Install requirements
After cloning this repository go to the root directory and
pip install -r requirements.txt
Download NLTK data
import nltk
nltk.download('punkt')
Launch Stanford Core NLP tagger
java -mx4g -cp "*" edu.stanford.nlp.pipeline.StanfordCoreNLPServer -preload tokenize,ssplit,pos -status_port 9000 -port 9000 -timeout 15000 &
Set the paths in config.ini.template
Probably the easiest way to get started is by using the provided Docker image. From the project's root directory, the image can be built like so:
$ docker build . -t keyphrase-extraction
This can take a few minutes to finish. Also, keep in mind that pre-trained sent2vec models will not be downloaded since each model is several GBs in size and don't forget to allocate enough memory to your docker container (models are loaded in RAM).
To launch the model in an interactive mode, in order to use your own code, run
$ docker run -v {path to wiki_bigrams.bin}:/sent2vec/pretrained_model.bin -it keyphrase-extraction
# Run the corenlp server
/app # cd /stanford-corenlp
/stanford-corenlp # nohup java -mx4g -cp "*" edu.stanford.nlp.pipeline.StanfordCoreNLPServer -preload tokenize,ssplit,pos -status_port 9000 -port 9000 -timeout 15000 &
# Press enter to get stdin back
/stanford-corenlp # cd /app
/app # python
>>> import launch
You have to specify the path to your sent2vec model using the -v
argument.
If, for example, you should choose not to use the wiki_bigrams.bin model, adjust your path accordingly (and of course, remember to remove the curly brackets).
Once the CoreNLP server is running
import launch
embedding_distributor = launch.load_local_embedding_distributor()
pos_tagger = launch.load_local_corenlp_pos_tagger()

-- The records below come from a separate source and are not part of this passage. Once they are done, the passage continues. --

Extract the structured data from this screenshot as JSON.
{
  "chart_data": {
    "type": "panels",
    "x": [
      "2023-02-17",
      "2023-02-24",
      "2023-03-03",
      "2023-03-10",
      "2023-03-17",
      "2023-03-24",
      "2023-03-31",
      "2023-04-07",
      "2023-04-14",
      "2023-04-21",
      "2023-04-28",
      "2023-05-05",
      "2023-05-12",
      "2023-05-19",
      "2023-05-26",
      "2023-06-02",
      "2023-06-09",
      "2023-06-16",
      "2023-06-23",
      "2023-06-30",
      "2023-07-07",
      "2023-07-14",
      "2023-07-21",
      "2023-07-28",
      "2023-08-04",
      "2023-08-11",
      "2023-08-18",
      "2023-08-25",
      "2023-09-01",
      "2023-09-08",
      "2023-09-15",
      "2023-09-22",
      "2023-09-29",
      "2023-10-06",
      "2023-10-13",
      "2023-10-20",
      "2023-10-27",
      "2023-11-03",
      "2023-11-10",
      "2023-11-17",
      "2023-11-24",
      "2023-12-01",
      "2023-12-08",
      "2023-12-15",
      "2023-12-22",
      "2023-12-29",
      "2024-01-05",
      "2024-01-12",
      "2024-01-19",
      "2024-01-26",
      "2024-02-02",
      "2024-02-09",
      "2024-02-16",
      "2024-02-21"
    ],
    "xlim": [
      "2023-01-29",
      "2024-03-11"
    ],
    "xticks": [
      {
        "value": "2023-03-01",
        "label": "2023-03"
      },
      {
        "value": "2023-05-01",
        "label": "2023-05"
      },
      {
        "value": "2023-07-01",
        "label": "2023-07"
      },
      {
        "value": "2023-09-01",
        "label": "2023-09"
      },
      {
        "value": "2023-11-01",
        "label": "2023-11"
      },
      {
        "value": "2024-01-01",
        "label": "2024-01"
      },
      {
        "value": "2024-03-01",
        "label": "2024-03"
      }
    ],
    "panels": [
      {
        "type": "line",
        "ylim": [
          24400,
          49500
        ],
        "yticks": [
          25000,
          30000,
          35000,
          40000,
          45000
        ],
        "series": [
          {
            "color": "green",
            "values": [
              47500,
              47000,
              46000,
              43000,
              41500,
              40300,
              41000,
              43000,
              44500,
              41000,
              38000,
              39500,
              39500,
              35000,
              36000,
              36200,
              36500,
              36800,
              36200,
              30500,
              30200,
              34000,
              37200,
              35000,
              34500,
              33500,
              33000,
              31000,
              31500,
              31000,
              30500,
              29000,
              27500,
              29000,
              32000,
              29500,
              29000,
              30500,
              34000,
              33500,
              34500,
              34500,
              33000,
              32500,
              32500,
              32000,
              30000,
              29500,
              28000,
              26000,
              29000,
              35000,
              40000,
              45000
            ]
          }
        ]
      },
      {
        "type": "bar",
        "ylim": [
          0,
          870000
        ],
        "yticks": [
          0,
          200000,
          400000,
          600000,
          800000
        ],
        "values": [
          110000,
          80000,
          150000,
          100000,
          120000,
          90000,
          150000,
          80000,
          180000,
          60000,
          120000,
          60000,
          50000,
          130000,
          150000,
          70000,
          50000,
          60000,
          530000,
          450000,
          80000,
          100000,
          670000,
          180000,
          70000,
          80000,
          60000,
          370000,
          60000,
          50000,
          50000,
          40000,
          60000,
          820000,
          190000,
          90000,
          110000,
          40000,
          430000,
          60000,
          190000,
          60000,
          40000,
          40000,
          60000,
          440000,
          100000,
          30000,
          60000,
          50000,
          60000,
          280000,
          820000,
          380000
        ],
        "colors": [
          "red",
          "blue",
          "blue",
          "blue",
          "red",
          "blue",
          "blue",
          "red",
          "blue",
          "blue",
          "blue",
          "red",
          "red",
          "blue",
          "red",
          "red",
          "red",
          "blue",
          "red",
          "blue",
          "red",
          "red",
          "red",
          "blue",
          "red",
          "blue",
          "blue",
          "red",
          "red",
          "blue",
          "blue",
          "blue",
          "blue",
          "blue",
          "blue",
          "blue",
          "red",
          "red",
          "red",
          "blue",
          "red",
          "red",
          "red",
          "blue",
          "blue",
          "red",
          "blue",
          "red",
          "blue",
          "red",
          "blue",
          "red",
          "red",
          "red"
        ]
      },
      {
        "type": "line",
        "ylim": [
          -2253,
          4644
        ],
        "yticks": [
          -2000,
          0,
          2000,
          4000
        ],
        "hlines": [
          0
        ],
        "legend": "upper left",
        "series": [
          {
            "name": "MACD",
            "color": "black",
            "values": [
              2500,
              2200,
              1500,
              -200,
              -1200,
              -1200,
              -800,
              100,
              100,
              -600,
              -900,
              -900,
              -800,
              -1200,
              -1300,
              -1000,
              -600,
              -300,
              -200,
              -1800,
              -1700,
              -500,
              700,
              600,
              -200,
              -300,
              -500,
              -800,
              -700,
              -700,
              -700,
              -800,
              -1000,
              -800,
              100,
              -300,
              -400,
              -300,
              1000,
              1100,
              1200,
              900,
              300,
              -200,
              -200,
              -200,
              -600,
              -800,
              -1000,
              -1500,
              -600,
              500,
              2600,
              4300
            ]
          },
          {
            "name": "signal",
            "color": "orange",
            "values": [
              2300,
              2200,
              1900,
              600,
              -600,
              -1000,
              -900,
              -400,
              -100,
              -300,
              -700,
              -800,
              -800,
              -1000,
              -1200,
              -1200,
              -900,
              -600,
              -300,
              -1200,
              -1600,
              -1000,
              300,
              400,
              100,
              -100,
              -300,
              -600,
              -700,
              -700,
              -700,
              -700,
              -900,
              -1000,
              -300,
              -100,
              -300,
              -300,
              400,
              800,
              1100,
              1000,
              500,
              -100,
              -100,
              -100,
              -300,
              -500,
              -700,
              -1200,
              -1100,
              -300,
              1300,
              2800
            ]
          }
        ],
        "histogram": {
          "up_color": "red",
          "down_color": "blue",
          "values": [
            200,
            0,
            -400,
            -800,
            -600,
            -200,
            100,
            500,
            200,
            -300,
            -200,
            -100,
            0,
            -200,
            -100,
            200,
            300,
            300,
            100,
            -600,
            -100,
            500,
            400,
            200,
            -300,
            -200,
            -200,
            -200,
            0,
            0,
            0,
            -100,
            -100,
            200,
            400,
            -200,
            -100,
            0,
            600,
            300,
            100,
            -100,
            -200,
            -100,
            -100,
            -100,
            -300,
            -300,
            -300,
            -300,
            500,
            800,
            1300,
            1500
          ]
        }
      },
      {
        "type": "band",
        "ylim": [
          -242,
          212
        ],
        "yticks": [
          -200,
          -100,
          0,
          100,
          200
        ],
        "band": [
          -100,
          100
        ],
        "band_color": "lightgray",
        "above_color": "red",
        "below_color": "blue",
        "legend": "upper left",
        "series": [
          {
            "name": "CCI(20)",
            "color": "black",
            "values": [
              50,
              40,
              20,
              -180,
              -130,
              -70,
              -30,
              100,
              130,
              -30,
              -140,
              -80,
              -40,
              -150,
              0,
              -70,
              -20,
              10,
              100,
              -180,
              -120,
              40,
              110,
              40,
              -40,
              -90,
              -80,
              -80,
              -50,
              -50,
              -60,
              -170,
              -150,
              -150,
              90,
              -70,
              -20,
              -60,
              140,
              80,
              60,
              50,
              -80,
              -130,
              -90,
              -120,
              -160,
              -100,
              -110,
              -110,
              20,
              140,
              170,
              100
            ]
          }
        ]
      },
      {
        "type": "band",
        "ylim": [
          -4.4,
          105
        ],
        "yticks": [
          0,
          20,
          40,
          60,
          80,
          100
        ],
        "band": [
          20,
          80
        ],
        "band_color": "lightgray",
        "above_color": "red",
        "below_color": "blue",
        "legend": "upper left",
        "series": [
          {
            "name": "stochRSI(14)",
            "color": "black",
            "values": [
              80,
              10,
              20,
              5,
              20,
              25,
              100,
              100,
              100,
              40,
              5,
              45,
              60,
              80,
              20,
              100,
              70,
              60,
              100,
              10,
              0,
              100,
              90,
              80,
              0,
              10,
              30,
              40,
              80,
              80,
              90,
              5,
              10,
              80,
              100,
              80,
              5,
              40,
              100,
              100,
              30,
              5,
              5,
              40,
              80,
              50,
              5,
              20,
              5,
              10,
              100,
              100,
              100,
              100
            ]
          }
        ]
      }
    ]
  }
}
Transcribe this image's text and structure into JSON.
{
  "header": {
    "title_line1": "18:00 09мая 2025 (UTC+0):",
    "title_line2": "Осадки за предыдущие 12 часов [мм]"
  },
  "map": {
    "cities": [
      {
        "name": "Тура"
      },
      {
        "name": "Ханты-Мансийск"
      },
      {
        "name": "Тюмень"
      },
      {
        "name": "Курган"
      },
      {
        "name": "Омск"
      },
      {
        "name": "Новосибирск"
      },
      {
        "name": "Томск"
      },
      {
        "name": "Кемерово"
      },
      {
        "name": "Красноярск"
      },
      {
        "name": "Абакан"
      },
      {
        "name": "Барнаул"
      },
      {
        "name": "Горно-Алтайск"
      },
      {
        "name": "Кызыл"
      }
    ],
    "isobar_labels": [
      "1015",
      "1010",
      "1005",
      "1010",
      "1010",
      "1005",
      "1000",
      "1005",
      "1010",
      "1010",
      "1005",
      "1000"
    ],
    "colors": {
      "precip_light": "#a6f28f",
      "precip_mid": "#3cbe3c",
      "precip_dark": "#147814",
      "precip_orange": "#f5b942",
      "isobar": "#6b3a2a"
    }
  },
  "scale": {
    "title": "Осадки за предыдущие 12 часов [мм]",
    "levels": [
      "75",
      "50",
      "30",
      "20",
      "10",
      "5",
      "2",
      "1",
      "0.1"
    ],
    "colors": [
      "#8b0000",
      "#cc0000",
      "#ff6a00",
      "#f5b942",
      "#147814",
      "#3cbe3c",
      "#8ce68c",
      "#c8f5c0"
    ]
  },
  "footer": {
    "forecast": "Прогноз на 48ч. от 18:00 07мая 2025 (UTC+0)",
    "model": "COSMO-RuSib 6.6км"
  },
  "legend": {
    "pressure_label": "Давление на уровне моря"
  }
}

kp1 = launch.extract_keyphrases(embedding_distributor, pos_tagger, raw_text, 10, 'en') #extract 10 keyphrases
kp2 = launch.extract_keyphrases(embedding_distributor, pos_tagger, raw_text2, 10, 'en')
...
This return for each text a tuple containing three lists: 1) The top N candidates (string) i.e keyphrases 2) For each keyphrase the associated relevance score 3) For each keyphrase a list of alias (other candidates very similar to the one selected as keyphrase)
This is the implementation of the following paper: https://arxiv.org/abs/1801.04470
By using sentence embeddings , EmbedRank embeds both the document and candidate phrases into the same embedding space.
N candidates are selected as keyphrases by using Maximal Margin Relevance using the cosine similarity between the candidates and the document in order to model the informativness and the cosine similarity between the candidates is used to model the diversity.
An hyperparameter, beta (default=0.55), controls the importance given to informativness and diversity when extracting keyphrases. (beta = 1 only informativness , beta = 0 only diversity) You can change the beta hyperparameter value when calling extract_keyphrases:
kp1 = launch.extract_keyphrases(embedding_distributor, pos_tagger, raw_text, 10, 'en', beta=0.8) #extract 10 keyphrases with beta=0.8
If you want to replicate the results of the paper you have to set beta to 1 or 0.5 and turn off the alias feature by specifiying alias_threshold=1 to extract_keyphrases method.